Qu'est-ce que penser, se demande Pascal Quignard (né en 1948) dans cet essai littéraire de haute volée. Auteur de nombreux ouvrages - Le Sexe et l’effroi, La Nuit sexuelle, La Haine de la musique - mais aussi de romans (Tous les matins du monde), Pascal Quignard est aussi discret que prolifique. Réfléchissant par les mots aussi bien à la littérature, la musique et la peinture, il explore les plis et replis de la pensée, ce qu'elle dissimule de sens, ses secrets, sa beauté, ses mystères, dans une aventure hors du commun.

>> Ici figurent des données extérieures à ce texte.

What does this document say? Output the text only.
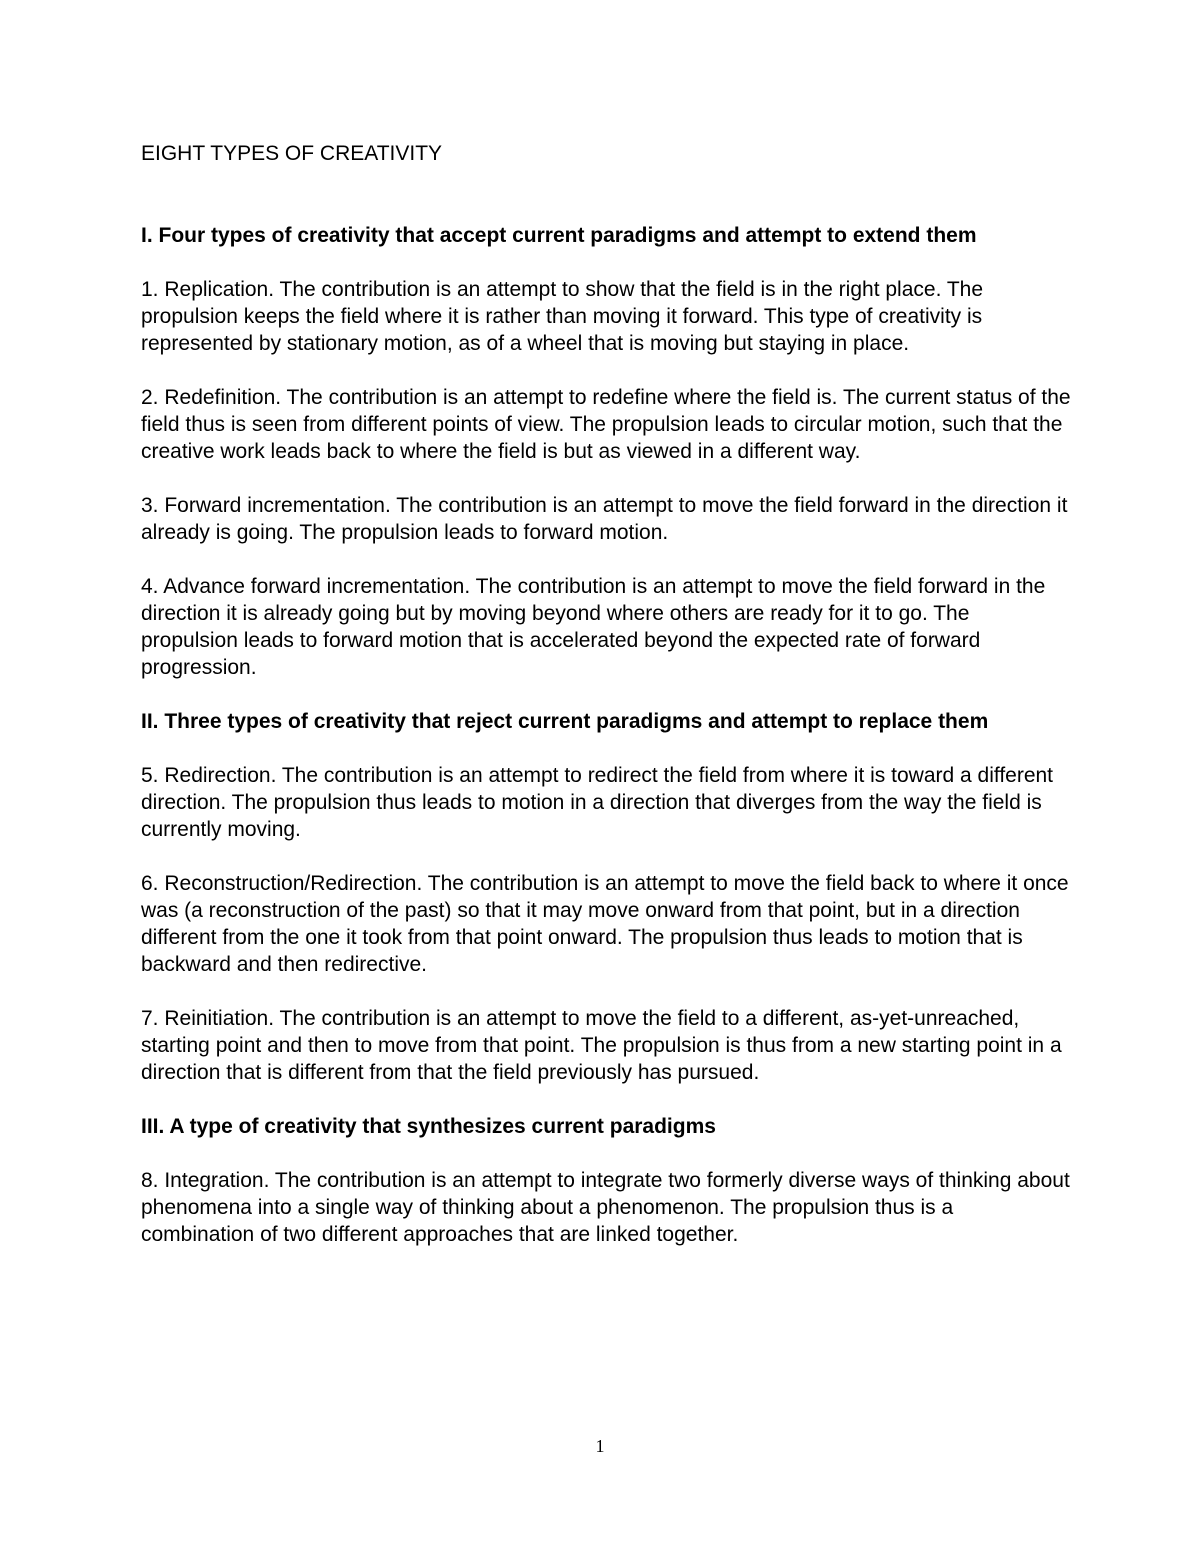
EIGHT TYPES OF CREATIVITY
I. Four types of creativity that accept current paradigms and attempt to extend them
1. Replication. The contribution is an attempt to show that the field is in the right place. The propulsion keeps the field where it is rather than moving it forward. This type of creativity is represented by stationary motion, as of a wheel that is moving but staying in place.
2. Redefinition. The contribution is an attempt to redefine where the field is. The current status of the field thus is seen from different points of view. The propulsion leads to circular motion, such that the creative work leads back to where the field is but as viewed in a different way.
3. Forward incrementation. The contribution is an attempt to move the field forward in the direction it already is going. The propulsion leads to forward motion.
4. Advance forward incrementation. The contribution is an attempt to move the field forward in the direction it is already going but by moving beyond where others are ready for it to go. The propulsion leads to forward motion that is accelerated beyond the expected rate of forward progression.
II. Three types of creativity that reject current paradigms and attempt to replace them
5. Redirection. The contribution is an attempt to redirect the field from where it is toward a different direction. The propulsion thus leads to motion in a direction that diverges from the way the field is currently moving.
6. Reconstruction/Redirection. The contribution is an attempt to move the field back to where it once was (a reconstruction of the past) so that it may move onward from that point, but in a direction different from the one it took from that point onward. The propulsion thus leads to motion that is backward and then redirective.
7. Reinitiation. The contribution is an attempt to move the field to a different, as-yet-unreached, starting point and then to move from that point. The propulsion is thus from a new starting point in a direction that is different from that the field previously has pursued.
III. A type of creativity that synthesizes current paradigms
8. Integration. The contribution is an attempt to integrate two formerly diverse ways of thinking about phenomena into a single way of thinking about a phenomenon. The propulsion thus is a combination of two different approaches that are linked together.
1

Mourir de penser (un titre fort étrange) est le neuvième titre inscrit dans une vaste entreprise intitulée ''Dernier Royaume''. Dans ce cycle, Pascal Guignard explore le passé, le présent en mouvement, à travers la langue, agrémentant son exploration de références livresques aussi précises qu’éclairantes, une érudition impressionnante revenant à la source des mots, qu'elle soit grecque ou latine. Pascal Quignard ne pense pas par concept, il tisse une matière sensible par la pensée ou le conte. Il ne s’agit pas ici d’une pensée philosophique comme on l’entend habituellement mais d’une pensée qui tente de se rendre charnelle, cherchant à embrasser toute la matière de l’existence.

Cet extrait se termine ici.